Wel of geen opdracht?
De zaak komt voor het gerechtshof. Volgens de beleggingsinstelling is de overeenkomst met de accountant niet tot stand gekomen: in een brief van oktober 2011 wordt de opdracht aanvaard, maar die brief bevat “een wezenlijk ander aanbod” dan de offerte van eerder dat jaar. Nu de brief van oktober niet voor akkoord is ondertekend, is geen overeenkomst van opdracht tot controle van de jaarrekening 2011 tot stand gekomen.
Maar het hof oordeelt dat de opdracht wel degelijk tot stand is gekomen met het tekenen van de offerte. “Dat is te meer het geval waar – zo is niet betwist – [de accountant] vervolgens daadwerkelijk controlewerkzaamheden heeft verricht en daarvoor ook betaald heeft gekregen.” Bovendien blijkt dat de beleggingsinstelling in augustus 2011 de opdracht aan de vorige controlerend accountant RSW had ingetrokken. “Overigens is van wezenlijke verschillen tussen de brief van 31 oktober 2011 en de offerte van 28 maart 2011 niet gebleken.”
Fraude hersteld
De opdrachtgever stelt zelf de geconstateerde fraude te hebben hersteld.

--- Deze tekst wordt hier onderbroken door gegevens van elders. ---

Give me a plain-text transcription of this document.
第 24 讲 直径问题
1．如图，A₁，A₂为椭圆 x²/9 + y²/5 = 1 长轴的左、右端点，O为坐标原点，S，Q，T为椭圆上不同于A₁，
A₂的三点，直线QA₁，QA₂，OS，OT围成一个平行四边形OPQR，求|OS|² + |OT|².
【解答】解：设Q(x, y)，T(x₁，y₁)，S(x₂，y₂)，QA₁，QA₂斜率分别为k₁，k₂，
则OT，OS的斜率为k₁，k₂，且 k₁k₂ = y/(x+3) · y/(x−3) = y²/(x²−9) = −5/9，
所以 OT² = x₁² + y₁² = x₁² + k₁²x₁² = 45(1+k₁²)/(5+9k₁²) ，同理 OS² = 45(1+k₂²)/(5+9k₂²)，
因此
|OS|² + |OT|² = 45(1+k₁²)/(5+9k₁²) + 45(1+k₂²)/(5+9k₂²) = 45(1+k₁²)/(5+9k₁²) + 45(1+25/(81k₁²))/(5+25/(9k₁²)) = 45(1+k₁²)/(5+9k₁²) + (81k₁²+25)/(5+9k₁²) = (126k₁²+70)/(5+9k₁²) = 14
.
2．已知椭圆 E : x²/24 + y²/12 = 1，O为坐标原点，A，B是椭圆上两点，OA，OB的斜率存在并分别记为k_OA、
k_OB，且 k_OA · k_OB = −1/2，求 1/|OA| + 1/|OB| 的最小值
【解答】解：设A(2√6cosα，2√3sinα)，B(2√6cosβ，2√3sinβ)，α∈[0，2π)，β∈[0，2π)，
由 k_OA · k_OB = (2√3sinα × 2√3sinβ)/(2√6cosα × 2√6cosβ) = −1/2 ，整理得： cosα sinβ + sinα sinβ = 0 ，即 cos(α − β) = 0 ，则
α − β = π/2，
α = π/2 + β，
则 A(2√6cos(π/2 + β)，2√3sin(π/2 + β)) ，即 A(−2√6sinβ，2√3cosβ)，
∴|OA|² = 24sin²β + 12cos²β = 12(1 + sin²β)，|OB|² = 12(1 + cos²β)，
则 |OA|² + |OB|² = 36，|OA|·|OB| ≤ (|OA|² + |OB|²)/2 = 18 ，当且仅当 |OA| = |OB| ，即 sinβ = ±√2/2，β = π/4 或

Maar ook daarvan is het hof niet overtuigd: uit de stukken blijkt immers dat de accountant de onregelmatigheden zelf aan de opdrachtgever heeft gemeld. “Het hoeft geen betoog dat de dreiging van nader onderzoek naar en melding aan de toezichthouders van de onregelmatigheden geen gegronde reden oplevert voor opzegging van de in geding zijnde opdracht.”
Advieskosten
Kortom: de accountant was tot medio maart 2012 de controlerend accountant van de beleggingsinstelling, concludeert het Hof. Wat betreft de in rekening te brengen kosten, oordeelt het hof – anders dan de rechtbank – dat uren en kosten met betrekking tot de vraag of melding moest worden gedaan van fraude onder de Wwft en ter bepaling van de eigen juridische positie (wel of geen controleopdracht) naar hun aard voor rekening van de opdrachtgever kunnen worden gebracht. “In het licht van de door [geïntimeerde] zelf in het leven geroepen onduidelijkheid diende een redelijk handelend en redelijk bekwaam accountant zich op zijn positie te beraden alvorens zijn opdracht neer te leggen of voort te zetten.”
Heel hoog bedrag
Hoewel de accountant dus wel de kosten in rekening mocht brengen, zet het hof vraagtekens bij de hoogte ervan. “Het hof is met [geïntimeerde] van oordeel dat ter zake wel een heel hoog bedrag wordt gevorderd.” De accountant heeft onvoldoende duidelijk gemaakt waaruit het nadere onderzoek naar fraude heeft bestaan. “Het wordt daarom ervoor gehouden dat de gefactureerde uren en kosten niet (in substantiële mate) ook zien op nader onderzoek naar de onregelmatigheden. Verder is niet zonder meer begrijpelijk waarom [appellante] zich naar eigen zeggen door maar liefst vier verschillende partijen (NautaDutilh, SRA, NBA en AREP) heeft laten adviseren.”
Zij had hoogstens € 30.000 inclusief BTW mogen rekening, vindt het hof. Dat bedrag moet de opdrachtgever betalen vermeerderd met een al eerder erkende factuur van € 2.343,41.